L'ancien leader parlementaire estime que «les membres vont être rassurés de savoir que des gens sont prêts à reprendre la direction du Bloc. Et si d'autres sont intéressés, ce serait important qu'ils le disent».
Une autre dissension est apparue entre Daniel Paillé et Bernard Bigras, deux possibles prétendants à la chefferie. M. Paillé fait valoir depuis quelques jours que le parti doit entamer une profonde réflexion sur sa pertinence et son avenir.
M. Paillé croit qu'avant d'élire un chef, le Bloc doit aller consulter ses militants et la population pour évaluer si ce véhicule politique est toujours pertinent. Il fera ainsi un tour des régions cet été pour rencontrer les militants et faire un état de la situation.

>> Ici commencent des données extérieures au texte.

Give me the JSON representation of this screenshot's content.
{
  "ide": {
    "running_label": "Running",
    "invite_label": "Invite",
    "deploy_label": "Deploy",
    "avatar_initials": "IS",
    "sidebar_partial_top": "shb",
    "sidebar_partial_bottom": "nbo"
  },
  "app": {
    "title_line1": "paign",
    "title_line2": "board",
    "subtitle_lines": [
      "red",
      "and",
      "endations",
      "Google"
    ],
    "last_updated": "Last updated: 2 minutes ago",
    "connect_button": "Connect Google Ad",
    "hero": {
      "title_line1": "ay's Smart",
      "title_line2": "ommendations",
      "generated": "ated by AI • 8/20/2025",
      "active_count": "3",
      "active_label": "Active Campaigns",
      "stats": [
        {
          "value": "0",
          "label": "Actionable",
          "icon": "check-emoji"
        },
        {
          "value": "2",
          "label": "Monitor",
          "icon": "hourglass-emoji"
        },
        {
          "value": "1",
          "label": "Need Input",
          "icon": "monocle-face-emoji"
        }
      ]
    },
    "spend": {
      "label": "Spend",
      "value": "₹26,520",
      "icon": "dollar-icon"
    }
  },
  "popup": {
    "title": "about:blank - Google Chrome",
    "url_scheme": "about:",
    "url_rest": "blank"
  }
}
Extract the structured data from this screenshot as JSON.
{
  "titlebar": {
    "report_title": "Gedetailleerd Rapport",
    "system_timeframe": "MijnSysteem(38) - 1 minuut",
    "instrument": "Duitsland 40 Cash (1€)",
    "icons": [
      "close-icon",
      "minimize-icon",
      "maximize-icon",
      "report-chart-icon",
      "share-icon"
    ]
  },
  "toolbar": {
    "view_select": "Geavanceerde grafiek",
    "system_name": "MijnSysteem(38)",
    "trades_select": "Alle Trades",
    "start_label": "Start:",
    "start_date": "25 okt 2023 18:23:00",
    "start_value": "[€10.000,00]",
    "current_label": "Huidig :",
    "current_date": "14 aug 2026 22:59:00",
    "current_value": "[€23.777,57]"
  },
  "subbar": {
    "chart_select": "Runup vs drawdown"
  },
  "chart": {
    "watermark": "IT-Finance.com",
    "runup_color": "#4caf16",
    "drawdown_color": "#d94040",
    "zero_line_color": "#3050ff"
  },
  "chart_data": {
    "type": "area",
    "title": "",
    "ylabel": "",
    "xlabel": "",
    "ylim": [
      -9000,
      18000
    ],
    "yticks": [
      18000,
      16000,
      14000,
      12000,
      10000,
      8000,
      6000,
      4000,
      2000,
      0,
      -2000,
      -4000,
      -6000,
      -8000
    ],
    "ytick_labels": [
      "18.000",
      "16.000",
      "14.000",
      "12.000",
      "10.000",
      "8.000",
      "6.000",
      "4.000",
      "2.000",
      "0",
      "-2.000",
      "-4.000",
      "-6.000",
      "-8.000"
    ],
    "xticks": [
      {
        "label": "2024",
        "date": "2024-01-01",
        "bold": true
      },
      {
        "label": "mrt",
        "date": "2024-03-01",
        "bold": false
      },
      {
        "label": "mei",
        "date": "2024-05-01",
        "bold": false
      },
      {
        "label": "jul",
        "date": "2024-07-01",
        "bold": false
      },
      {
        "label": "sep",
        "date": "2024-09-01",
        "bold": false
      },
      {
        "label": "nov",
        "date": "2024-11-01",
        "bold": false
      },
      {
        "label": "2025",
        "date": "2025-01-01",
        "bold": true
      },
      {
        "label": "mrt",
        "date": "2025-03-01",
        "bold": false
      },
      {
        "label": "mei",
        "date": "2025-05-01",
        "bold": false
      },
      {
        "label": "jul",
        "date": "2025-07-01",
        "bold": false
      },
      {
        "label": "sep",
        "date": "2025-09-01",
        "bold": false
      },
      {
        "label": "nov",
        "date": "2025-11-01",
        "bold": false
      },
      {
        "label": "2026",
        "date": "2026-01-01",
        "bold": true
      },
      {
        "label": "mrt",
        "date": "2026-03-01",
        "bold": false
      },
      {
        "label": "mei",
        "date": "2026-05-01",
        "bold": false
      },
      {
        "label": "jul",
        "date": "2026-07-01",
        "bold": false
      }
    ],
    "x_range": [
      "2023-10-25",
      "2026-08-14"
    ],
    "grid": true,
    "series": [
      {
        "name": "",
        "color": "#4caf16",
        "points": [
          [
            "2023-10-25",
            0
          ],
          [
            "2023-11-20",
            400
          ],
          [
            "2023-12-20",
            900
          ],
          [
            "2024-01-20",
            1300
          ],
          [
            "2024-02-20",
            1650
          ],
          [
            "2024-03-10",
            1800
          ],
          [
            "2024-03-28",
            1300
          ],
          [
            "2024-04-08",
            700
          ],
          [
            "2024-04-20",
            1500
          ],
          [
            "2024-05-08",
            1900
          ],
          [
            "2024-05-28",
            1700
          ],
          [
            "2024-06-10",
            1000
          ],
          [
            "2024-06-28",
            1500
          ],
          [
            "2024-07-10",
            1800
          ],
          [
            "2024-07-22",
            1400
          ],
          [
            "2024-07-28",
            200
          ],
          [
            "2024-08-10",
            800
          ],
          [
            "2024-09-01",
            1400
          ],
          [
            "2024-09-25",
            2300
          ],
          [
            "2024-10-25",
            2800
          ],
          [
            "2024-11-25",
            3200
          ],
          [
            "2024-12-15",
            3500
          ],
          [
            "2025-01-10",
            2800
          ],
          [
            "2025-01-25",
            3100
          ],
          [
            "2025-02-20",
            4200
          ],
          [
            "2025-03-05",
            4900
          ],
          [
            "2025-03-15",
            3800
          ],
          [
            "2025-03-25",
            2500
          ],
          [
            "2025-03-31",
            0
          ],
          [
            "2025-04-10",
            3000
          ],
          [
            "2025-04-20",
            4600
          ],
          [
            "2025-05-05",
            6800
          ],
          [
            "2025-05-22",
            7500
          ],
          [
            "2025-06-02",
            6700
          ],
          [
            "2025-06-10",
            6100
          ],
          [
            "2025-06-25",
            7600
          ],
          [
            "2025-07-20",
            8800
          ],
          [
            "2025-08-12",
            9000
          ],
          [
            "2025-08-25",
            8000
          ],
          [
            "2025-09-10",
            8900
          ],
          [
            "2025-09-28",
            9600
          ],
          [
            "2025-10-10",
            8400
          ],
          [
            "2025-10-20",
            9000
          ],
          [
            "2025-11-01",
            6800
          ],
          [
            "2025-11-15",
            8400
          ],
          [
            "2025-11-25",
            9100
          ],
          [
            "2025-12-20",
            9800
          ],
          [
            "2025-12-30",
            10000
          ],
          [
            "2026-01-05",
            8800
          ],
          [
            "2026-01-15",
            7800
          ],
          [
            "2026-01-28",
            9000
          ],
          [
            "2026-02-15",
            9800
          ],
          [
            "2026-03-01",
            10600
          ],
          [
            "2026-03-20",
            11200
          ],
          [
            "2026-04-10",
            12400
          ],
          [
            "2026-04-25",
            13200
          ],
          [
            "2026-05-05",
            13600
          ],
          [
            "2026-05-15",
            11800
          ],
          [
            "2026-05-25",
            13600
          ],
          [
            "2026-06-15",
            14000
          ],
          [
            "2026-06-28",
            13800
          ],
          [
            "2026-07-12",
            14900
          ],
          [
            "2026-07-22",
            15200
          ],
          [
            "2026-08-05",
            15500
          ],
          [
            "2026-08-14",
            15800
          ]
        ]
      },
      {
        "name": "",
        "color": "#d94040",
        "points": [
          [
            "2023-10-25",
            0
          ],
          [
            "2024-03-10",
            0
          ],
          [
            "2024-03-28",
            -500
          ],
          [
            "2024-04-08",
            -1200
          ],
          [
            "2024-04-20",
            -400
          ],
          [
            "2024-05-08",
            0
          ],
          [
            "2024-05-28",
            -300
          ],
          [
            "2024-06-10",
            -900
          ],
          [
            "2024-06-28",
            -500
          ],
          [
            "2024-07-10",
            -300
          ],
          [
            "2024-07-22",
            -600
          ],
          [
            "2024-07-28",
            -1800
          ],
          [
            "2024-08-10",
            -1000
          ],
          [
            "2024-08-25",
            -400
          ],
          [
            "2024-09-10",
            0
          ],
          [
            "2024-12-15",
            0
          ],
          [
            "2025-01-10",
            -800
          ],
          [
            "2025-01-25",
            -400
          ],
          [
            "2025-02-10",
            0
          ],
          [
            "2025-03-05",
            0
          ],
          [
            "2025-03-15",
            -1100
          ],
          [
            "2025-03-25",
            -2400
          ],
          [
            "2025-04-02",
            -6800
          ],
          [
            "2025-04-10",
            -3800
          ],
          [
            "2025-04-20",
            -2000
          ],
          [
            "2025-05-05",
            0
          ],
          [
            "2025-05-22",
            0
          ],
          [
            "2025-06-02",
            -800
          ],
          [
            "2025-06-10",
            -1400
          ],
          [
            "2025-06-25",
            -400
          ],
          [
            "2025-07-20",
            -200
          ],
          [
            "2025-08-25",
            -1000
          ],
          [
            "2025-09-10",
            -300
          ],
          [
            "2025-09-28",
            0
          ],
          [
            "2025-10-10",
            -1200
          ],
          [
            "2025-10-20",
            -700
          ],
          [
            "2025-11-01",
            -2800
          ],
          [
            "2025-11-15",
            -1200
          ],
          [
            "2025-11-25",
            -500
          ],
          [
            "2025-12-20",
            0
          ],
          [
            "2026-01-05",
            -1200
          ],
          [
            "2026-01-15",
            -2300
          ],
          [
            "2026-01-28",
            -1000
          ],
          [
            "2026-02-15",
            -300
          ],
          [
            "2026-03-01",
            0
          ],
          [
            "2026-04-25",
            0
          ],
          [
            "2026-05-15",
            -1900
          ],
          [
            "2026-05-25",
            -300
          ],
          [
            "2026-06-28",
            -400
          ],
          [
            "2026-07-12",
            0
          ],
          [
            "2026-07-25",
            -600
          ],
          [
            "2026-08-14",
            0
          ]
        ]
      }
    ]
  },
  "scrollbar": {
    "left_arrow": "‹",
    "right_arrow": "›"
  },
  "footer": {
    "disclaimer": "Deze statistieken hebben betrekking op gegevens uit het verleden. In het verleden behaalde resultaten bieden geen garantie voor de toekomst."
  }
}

Mais à son arrivée au caucus, Bernard Bigras s'est montré chatouillé par cette initiative. «Oui, il y a nécessité de mettre en place un processus de consultation de nos membres et des militants, a-t-il dit. Mais il ne faut pas que cette réflexion soit biaisée. Il faut qu'elle soit menée et mandatée par le bureau de consultation. M. Paillé peut bien faire les consultations qu'il veut, il n'a pas été mandaté et on ne sait pas s'il sera candidat à la chefferie.»